Konwencja o prawach dziecka uznaje za dziecko osobę poniżej 18. roku życia, chyba że zgodnie z prawem odnoszącym się do dziecka uzyska ono wcześniej pełnoletność. Podobnie art. 2 ustawy z dnia 6 stycznia 2000 r. o Rzeczniku Praw Dziecka stanowi, że dzieckiem jest każda istota ludzka od poczęcia do osiągnięcia pełnoletności. Nadrzędną granicą pozostaje 18. rok życia, ale można ją obniżyć np. poprzez zawarcie małżeństwa.
Pracującej mamie należy się przerwa na karmienie dziecka piersią
Art. 187 Kodeksu pracy przyznaje przywileje pracownicy karmiącej dziecko piersią. Co do zasady są to dwie półgodzinne przerwy wliczane do czasu pracy, a w przypadku karmienia więcej niż jednego dziecka – dwie przerwy po 45 minut. Przepisy pozwalają te przerwy łączyć.
Co istotne, ustawodawca nie wskazuje godzin, w których przerwy mają być wykorzystywane, pozostawiając to w gestii podwładnej i firmy. Jednocześnie regulacje różnicują sytuację kobiet w zależności od czasu pracy: przy zatrudnieniu krótszym niż cztery godziny dziennie przerwa nie przysługuje, przy pracy do sześciu godzin – należy się tylko jedna, a powyżej sześciu – dwie pauzy.
Prawo do przerw na karmienie piersią bez ograniczeń wieku dziecka
Największe kontrowersje wzbudza to, czego w przepisach nie ma. Art. 187 Kodeksu pracy nie określa bowiem maksymalnego okresu korzystania z przerw na karmienie ani nie wiąże tego prawa z wiekiem dziecka. Wystarczające jest oświadczenie pracownicy – nie musi ona nawet przedstawić zaświadczenia lekarskiego.
Z jednej strony Państwowa Inspekcja Pracy stoi na stanowisku, że pracodawca nie ma podstaw prawnych do żądania od pracownicy dodatkowych dokumentów potwierdzających karmienie. Z drugiej, część praktyków prawa wskazuje, że skoro to pracownica korzysta z uprawnienia, to na niej spoczywa ciężar udowodnienia karmienia. Wygodne wydaje się doprecyzowanie tego wewnętrznie, jednak art. 9 § 2 k.p. uniemożliwia wprowadzanie w układach zbiorowych pracy i porozumieniach zbiorowych oraz regulaminach i statutach postanowień mniej korzystnych dla pracowników niż przepisy Kodeksu pracy oraz innych ustaw i aktów wykonawczych.

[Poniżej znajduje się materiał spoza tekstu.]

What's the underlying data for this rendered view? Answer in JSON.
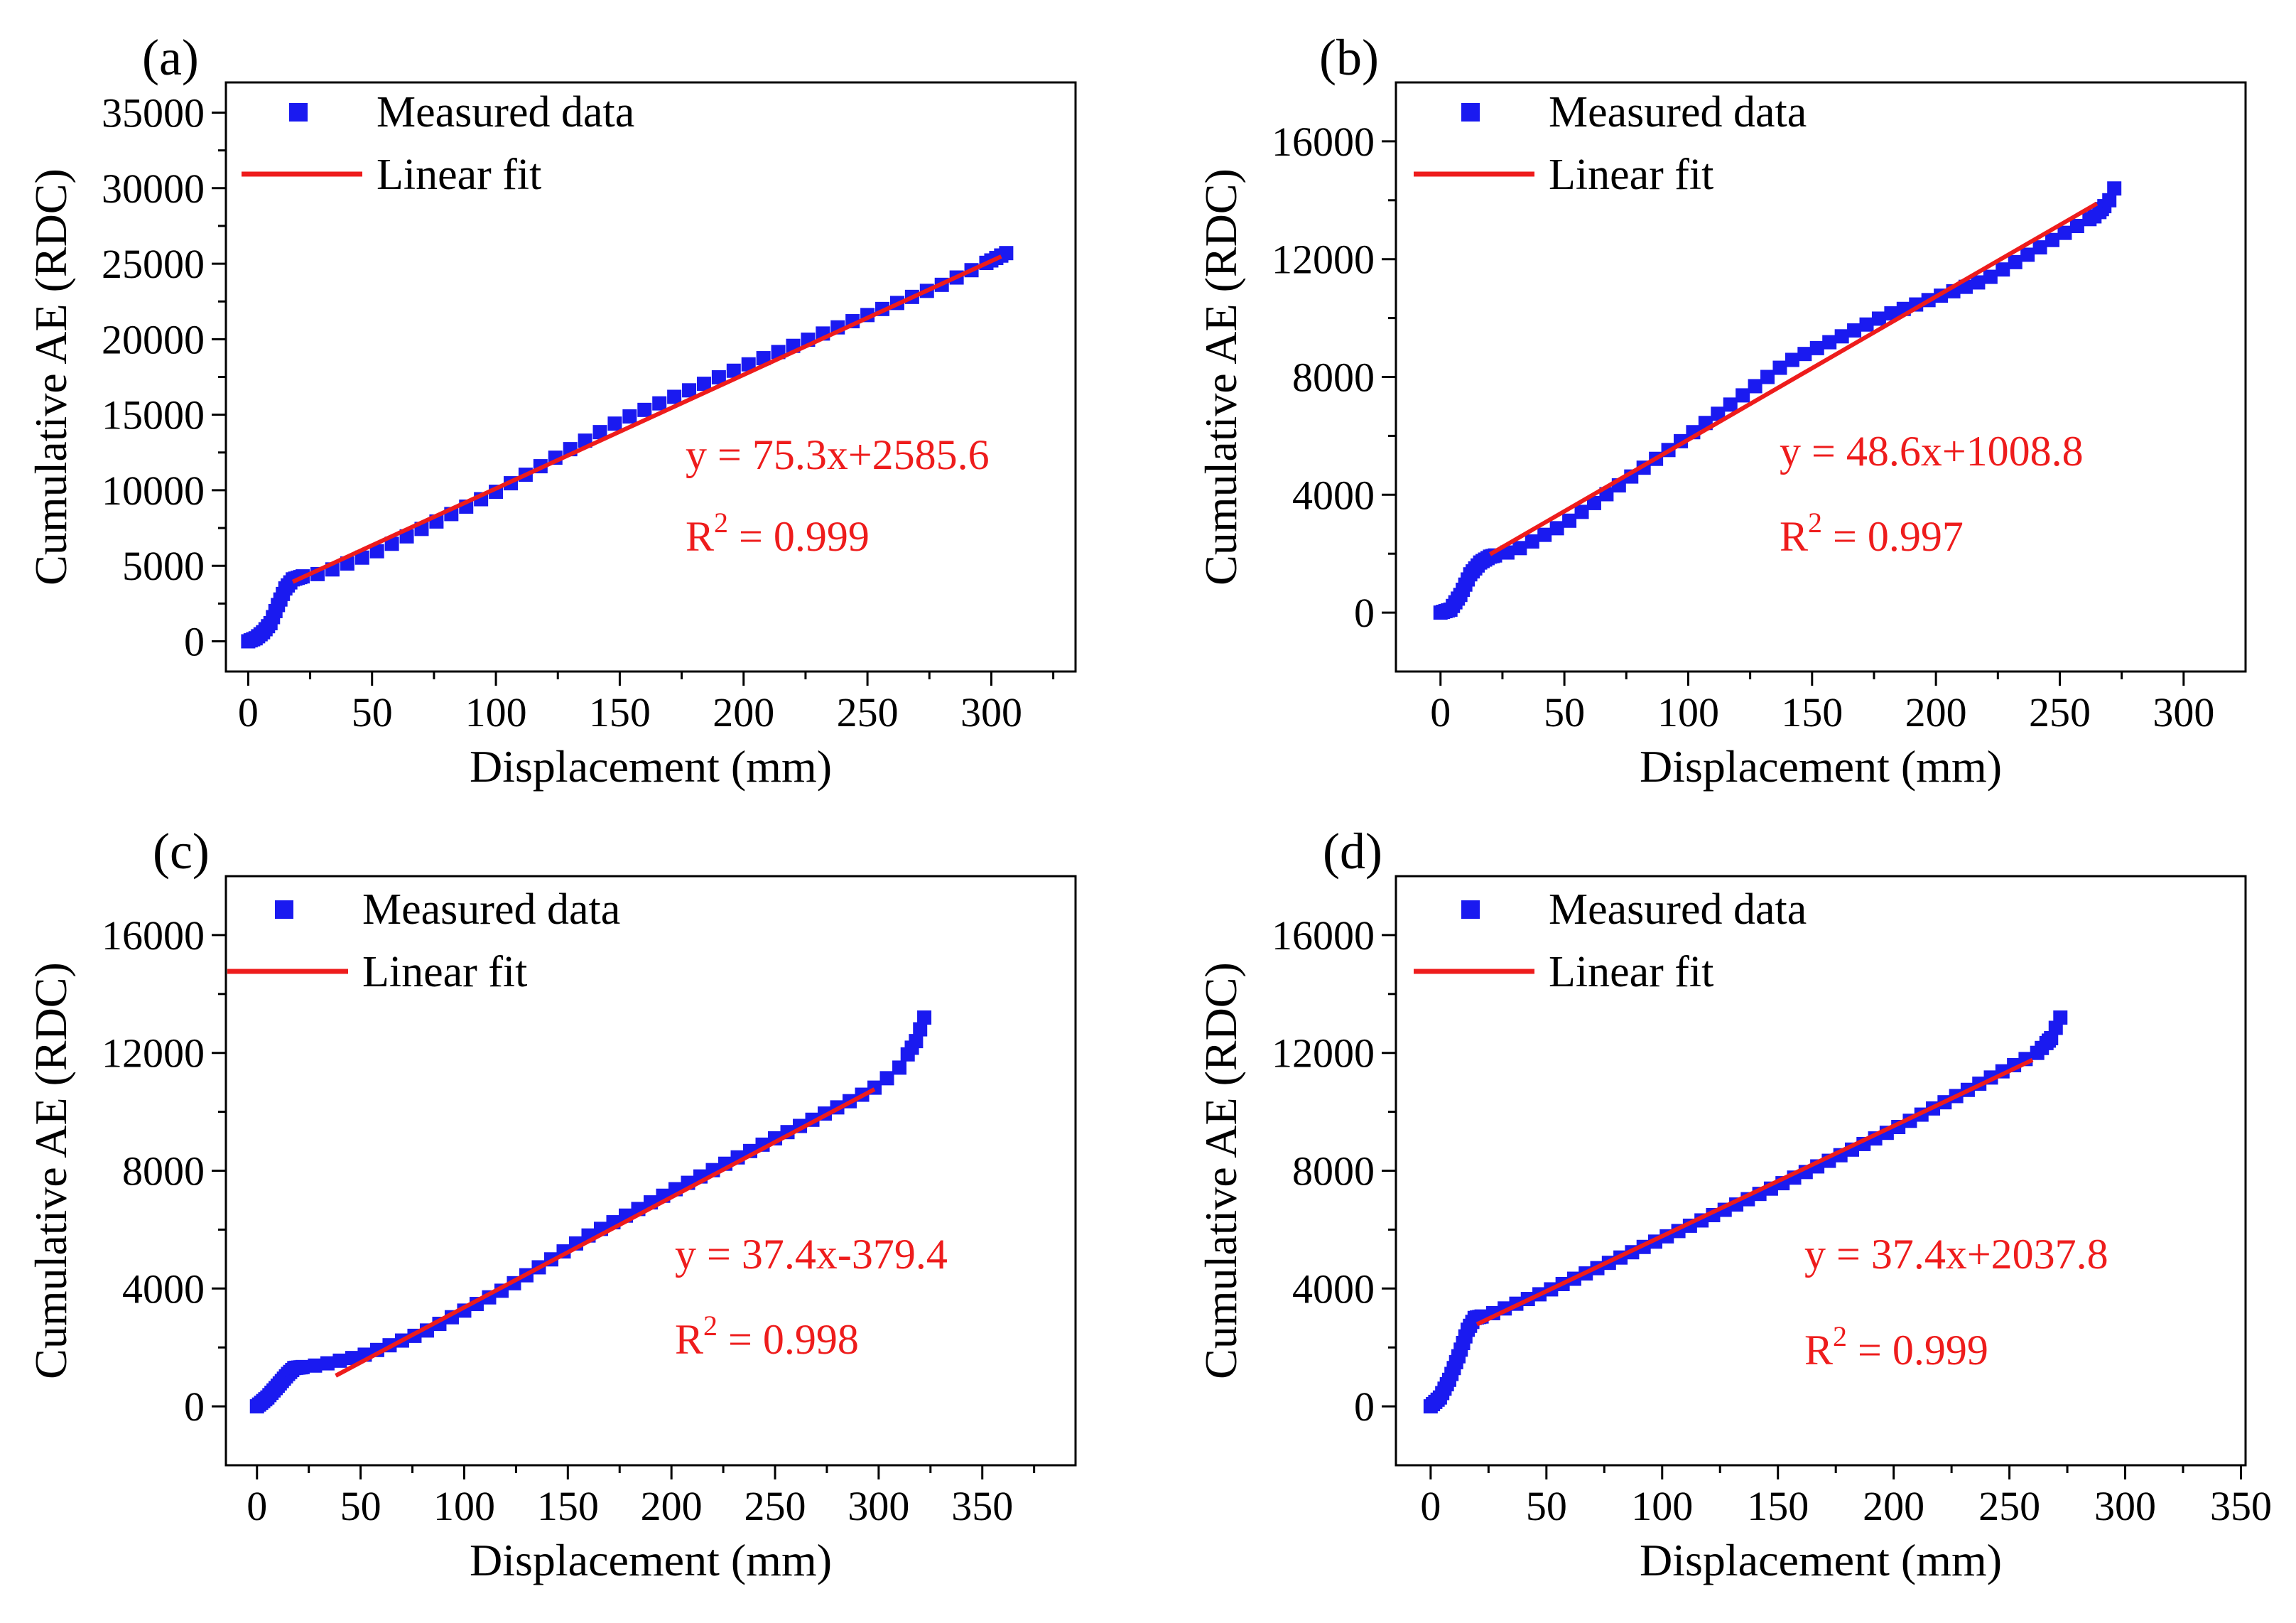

Przez tę niespójność i obostrzenia ochrona rodzicielstwa dosięga niedorzecznych przypadków, w których przerwy na karmienie przysługują nawet matce nastolatka. Pracodawca nie może odmówić udzielenia przerw na zasadzie widzimisię, ponieważ wtedy naraża się na grzywnę w wysokości nawet kilkudziesięciu tysięcy złotych.
Korzystanie z przerw na karmienie piersią w przypadku 10- czy 15-letniego dziecka jest oczywistym absurdem, dlatego nietrudno spotkać się z opiniami, że gdyby pracownica nadmiernie przedłużała okres używania przywileju, dawałoby to pracodawcy prawo do żądania udokumentowania przez nią, że nadal faktycznie karmi piersią. Gdyby podwładna szła w zaparte, sprawa najpewniej skończyłaby się w sądzie. Tylko po co to wszystko? Nie prościej byłoby po prostu uściślić przepis?
Ustawodawca wymaga od kobiet umiejętności teleportacji
A to nie wszystko. Mimo że przepisy są wydawałoby się prorodzicielskie, to mimo wszystko nie do końca osadzono je w realiach. Nie sposób nie zauważyć, że 30-minutowa przerwa na karmienie wygląda dobrze na papierze, lecz sprawia wrażenie czegoś niemal niemożliwego do zastosowania. Dojazd do domu, nakarmienie dziecka i powrót w pół godziny? To jedynie w zasięgu kobiet mieszkających 5 minut od biura.
Jeszcze bardziej problematyczna jest wizja dowożenia dziecka do zakładu pracy. Dlatego ratunkiem stała się możliwość łączenia interwałów.
Mimo nierealności prawa matka wracająca do zawodu musi się z takim ograniczeniem liczyć i trudno mieć to komuś za złe. Konstrukcja uprawnienia jest wszakże próbą przynajmniej minimalnego pogodzenia często rozbieżnych interesów pracownicy i pracodawcy.